What is MCP — the model context protocol
A Standardized Interface Between AI and Tools
MCP (Model Context Protocol) is an open protocol that provides a standardized way for AI models to discover and use tools. Instead of every AI integration being a custom one-off, MCP defines a universal interface: the model asks what tools are available, learns their schemas, and calls them with structured arguments.
Think of MCP as USB for AI — before USB, every peripheral needed its own connector. MCP does the same thing for AI tool integrations: one protocol, any tool, any model.
The problem — every integration was custom
Before MCP
Every tool integration required custom code on both sides. Claude needed a different plugin for Slack, GitHub, Jira, databases. ChatGPT had its own plugin system. Each vendor built and maintained N integrations for N models.
Integrations needed = M models x N tools = M*N
5 models x 50 tools = 250 custom integrations. Every new model or tool increases the cost multiplicatively.
With MCP
Each tool implements one MCP server. Each AI client implements one MCP client. Any client can connect to any server. The protocol handles discovery, schema negotiation, and invocation. Build once, connect everywhere.
Integrations needed = M clients + N servers = M+N
5 clients + 50 servers = 55 implementations. Linear scaling instead of quadratic.
Architecture — client, server, tools
Client
Claude / ChatGPT
Claude Desktop, Cursor, VS Code
JSON-RPC
↔
stdio / SSE
MCP Server
FTS MCP Server
HarperDB Resource
API calls
↔
HTTP / SDK
Tools / Data
Akamai APIs
Properties, DNS, Certs, WAF
The MCP server acts as a controlled gateway — the AI model never directly touches APIs or databases.

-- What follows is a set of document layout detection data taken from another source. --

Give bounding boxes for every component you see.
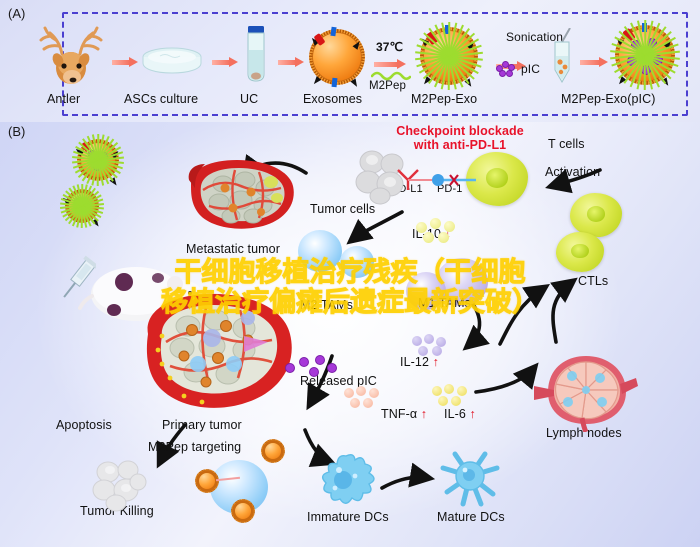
free-exosome-icon <box>66 190 98 222</box>
temperature-annotation: 37℃ <box>376 40 403 54</box>
il10-cytokine-cluster <box>416 218 458 244</box>
lymph-node-illustration <box>530 352 638 432</box>
watermark-line-1: 干细胞移植治疗残疾（干细胞 <box>0 258 700 288</box>
chinese-watermark: 干细胞移植治疗残疾（干细胞 移植治疗偏瘫后遗症最新突破） <box>0 258 700 318</box>
released-pic-cluster <box>286 356 340 378</box>
mature-dc-illustration <box>435 446 505 512</box>
pic-label: pIC <box>521 62 540 76</box>
watermark-line-2: 移植治疗偏瘫后遗症最新突破） <box>0 288 700 318</box>
process-arrow-1 <box>112 58 138 67</box>
free-exosome-icon <box>78 140 118 180</box>
tumor-killing-illustration <box>88 456 150 512</box>
panel-a-step-label-antler: Antler <box>47 92 80 106</box>
il-6-name: IL-6 <box>444 407 466 421</box>
peptide-exosome-icon <box>421 28 477 84</box>
apoptosis-label: Apoptosis <box>56 418 112 432</box>
panel-a-step-label-m2pep-exo-pic: M2Pep-Exo(pIC) <box>561 92 656 106</box>
immature-dc-illustration <box>313 450 379 512</box>
panel-a-step-label-asc: ASCs culture <box>124 92 198 106</box>
process-arrow-3 <box>278 58 304 67</box>
panel-b-label: (B) <box>8 124 25 139</box>
peptide-label: M2Pep <box>369 80 406 92</box>
panel-a: (A) Antler <box>0 0 700 122</box>
il12-cytokine-cluster <box>412 334 454 358</box>
primary-tumor-label: Primary tumor <box>162 418 242 432</box>
m2pep-targeting-label: M2Pep targeting <box>148 440 241 454</box>
t-cells-label: T cells <box>548 137 585 151</box>
loaded-exosome-icon <box>616 26 674 84</box>
targeting-exosome-icon <box>232 500 254 522</box>
panel-a-label: (A) <box>8 6 25 21</box>
checkpoint-line-1: Checkpoint blockade <box>374 124 546 138</box>
surface-marker-icon <box>332 78 338 87</box>
tnf-alpha-trend-arrow: ↑ <box>421 407 427 421</box>
sonicator-tube-icon <box>548 28 576 90</box>
metastatic-tumor-illustration <box>185 158 300 250</box>
mature-dcs-label: Mature DCs <box>437 510 505 524</box>
process-arrow-6 <box>580 58 608 67</box>
panel-a-step-label-exosomes: Exosomes <box>303 92 362 106</box>
process-arrow-2 <box>212 58 238 67</box>
exosome-icon <box>310 30 364 84</box>
il6-cytokine-cluster <box>432 384 476 408</box>
tnf-alpha-cytokine-cluster <box>344 386 388 410</box>
centrifuge-tube-icon <box>243 26 269 84</box>
pd-l1-pd-1-interaction <box>392 166 482 194</box>
deer-icon <box>36 24 110 86</box>
il-6-cytokine-label: IL-6 ↑ <box>444 407 476 421</box>
petri-dish-icon <box>140 44 204 76</box>
pic-cluster-icon <box>497 62 519 78</box>
il-6-trend-arrow: ↑ <box>470 407 476 421</box>
panel-a-step-label-m2pep-exo: M2Pep-Exo <box>411 92 477 106</box>
activation-label: Activation <box>545 165 600 179</box>
figure-canvas: (A) Antler <box>0 0 700 547</box>
targeting-exosome-icon <box>262 440 284 462</box>
immature-dcs-label: Immature DCs <box>307 510 389 524</box>
ctl-cell-illustration <box>570 193 622 237</box>
panel-a-step-label-uc: UC <box>240 92 258 106</box>
targeting-exosome-icon <box>196 470 218 492</box>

Core concepts — tools, resources, prompts
T
Tools
Actions the model can invoke. Each tool has a name, description, and JSON Schema for its parameters. The server validates arguments and returns results. Examples: list_properties, create_dns_record, activate_config.
R
Resources
Read-only data the model can access via URI. Resources provide context without side effects. Examples: akamai://properties, akamai://groups. The model reads resources to understand the current state before taking action.
P
Prompts
Pre-built prompt templates the server exposes. The client can list available prompts and fill in arguments. Prompts encode domain expertise: the right sequence of tools for common workflows like "migrate a property" or "debug a 503 error."
JSON-RPC protocol — the message flow
Connection Lifecycle
REQ
initialize — Client sends its capabilities and protocol version. {"method": "initialize", "params": {"capabilities": {...}}}
RES
Server responds with its capabilities, name, and version. Establishes what features both sides support.
REQ
tools/list — Client discovers all available tools. Server returns an array of tool definitions with names, descriptions, and JSON Schema input schemas.
RES
Tool catalog — [{"name": "list_properties", "description": "...", "inputSchema": {...}}, ...]
REQ
tools/call — Client invokes a tool with arguments. {"method": "tools/call", "params": {"name": "list_properties", "arguments": {"group": "12345"}}}
RES
Tool result — Server executes the tool, returns structured content. {"content": [{"type": "text", "text": "..."}]}
Transport can be stdio (local process, used by Claude Desktop) or SSE over HTTP (remote, used by this MCP server on HarperDB). The protocol is identical regardless of transport.
How this MCP demo works — FTS MCP Server on HarperDB
Architecture of This Project
This MCP server runs as a custom Resource on HarperDB. It implements the MCP protocol over SSE (Server-Sent Events), exposing 22 tools that orchestrate Akamai API operations. A Cloudflare-to-Akamai migration pipeline demonstrates multi-step AI-driven workflows.
22
Tools registered
Properties, DNS, Certs, WAF, CP Codes, EdgeHostnames, NetStorage
SSE
Transport protocol
HTTP streaming for remote access. No local process needed. Works from any MCP client.
135
Test assertions
Full test suite covering auth, tools, resources, migration pipeline, and error handling.
Why MCP matters — composability, security, discoverability
Composability
An AI agent can connect to multiple MCP servers simultaneously. One server for Akamai, one for GitHub, one for Slack. The model composes workflows across them: "Deploy this PR's changes to Akamai staging and notify the team in Slack." Each server is independent.
Security
The MCP server controls exactly what the AI can do. It validates every tool call, enforces permissions, and can reject dangerous operations. The model never has direct API keys — the server holds credentials and makes authenticated calls on behalf of the model.
Discoverability
Tools are self-describing. The model reads tool names, descriptions, and schemas to understand what's available. No training on specific APIs required — the model learns capabilities at connection time. Add a new tool and every connected client can use it immediately.
Interoperability
Build an MCP server once, and it works with Claude Desktop, Cursor, VS Code Copilot, ChatGPT, and any future client that implements the protocol. The ecosystem grows in both directions — more clients and more servers — without coordination.